Red Bull team boss Christian Horner has warned that action needs to be taken over the current budget cap in the sport for fear this year's championship might end up getting decided in the courtroom.

The budget cap was introduced into Formula 1 to put a limit on how much teams can spend, with the idea being that it should eventually allow for a more even playing field between the teams with bigger budgets and those with smaller budgets, allowing for the chance for those with the latter to potentially compete up near the front.

Indeed, it is a sound idea in principle but with wider market factors like inflation and energy prices going through the roof, even the mega-bucks Formula 1 teams are feeling a bit of a squeeze.

Of course, you won't catch them asking for sympathy given the situation some now find themselves in but Horner has raised the point that certain external factors that few would have predicted when designing the cap are now viable cause for a rethink at least for the time being:

"The way you design your car is within your control," said Horner to Sky Sports.

"That is something that you, together with your group of designers, you create. You're in control of your own destiny.
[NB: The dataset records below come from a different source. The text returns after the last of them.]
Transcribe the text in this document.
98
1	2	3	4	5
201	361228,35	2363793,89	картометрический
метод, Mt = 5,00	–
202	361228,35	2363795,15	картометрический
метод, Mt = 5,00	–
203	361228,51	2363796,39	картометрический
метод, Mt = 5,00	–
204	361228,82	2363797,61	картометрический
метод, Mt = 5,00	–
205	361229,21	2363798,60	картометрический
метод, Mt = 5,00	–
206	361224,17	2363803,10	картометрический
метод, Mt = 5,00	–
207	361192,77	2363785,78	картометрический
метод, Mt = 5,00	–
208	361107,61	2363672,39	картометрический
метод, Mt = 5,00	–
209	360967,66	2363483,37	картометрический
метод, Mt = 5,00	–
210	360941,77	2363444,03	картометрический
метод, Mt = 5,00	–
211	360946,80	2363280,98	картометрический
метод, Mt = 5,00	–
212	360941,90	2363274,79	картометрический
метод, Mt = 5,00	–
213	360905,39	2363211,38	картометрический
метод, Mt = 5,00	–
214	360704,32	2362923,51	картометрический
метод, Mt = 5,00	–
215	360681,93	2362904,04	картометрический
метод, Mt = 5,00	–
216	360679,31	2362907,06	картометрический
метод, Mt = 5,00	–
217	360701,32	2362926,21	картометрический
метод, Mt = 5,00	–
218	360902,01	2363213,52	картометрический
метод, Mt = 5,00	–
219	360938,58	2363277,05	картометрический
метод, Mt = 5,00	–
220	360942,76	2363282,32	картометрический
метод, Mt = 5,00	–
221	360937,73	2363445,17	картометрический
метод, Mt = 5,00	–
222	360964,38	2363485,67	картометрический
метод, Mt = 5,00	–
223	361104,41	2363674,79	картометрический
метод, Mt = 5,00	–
"What we're seeing in the world at the moment, we're not in control of the inflationary costs that are affecting households around the world. In the UK, we're seeing predicted inflation at 11%.

"That's a direct effect on staff, on raw materials, on electricity, on commodities, on supplied parts. I think it genuinely is a force majeure situation that the FIA need to deal with.

"There's probably about 50% of the teams who are going to breach the cap at the end of the year if it continues the way things are. Probably even more.

BARCELONA, SPAIN - MAY 21: Red Bull Racing Team Principal Christian Horner looks on from the pitwall during qualifying ahead of the F1 Grand Prix of Spain at Circuit de Barcelona-Catalunya on May 21, 2022 in Barcelona, Spain. (Photo by Mark Thompson/Getty Images)

"We don't want a championship decided in law courts, or in Paris in front of the FIA.

"We've got six months of the year to address this, we need to act now.

"I think the top teams would have to get rid of circa two, three hundred people each, to get anywhere near addressing it. Is that right?

"The problem is if the cost cap fails badly, it'll be gone forever.

"We need to find a solution to this issue. Nobody could have predicted this. We lowered the cost cap by $35m during the pandemic, and nobody could have predicted the issues that we've got."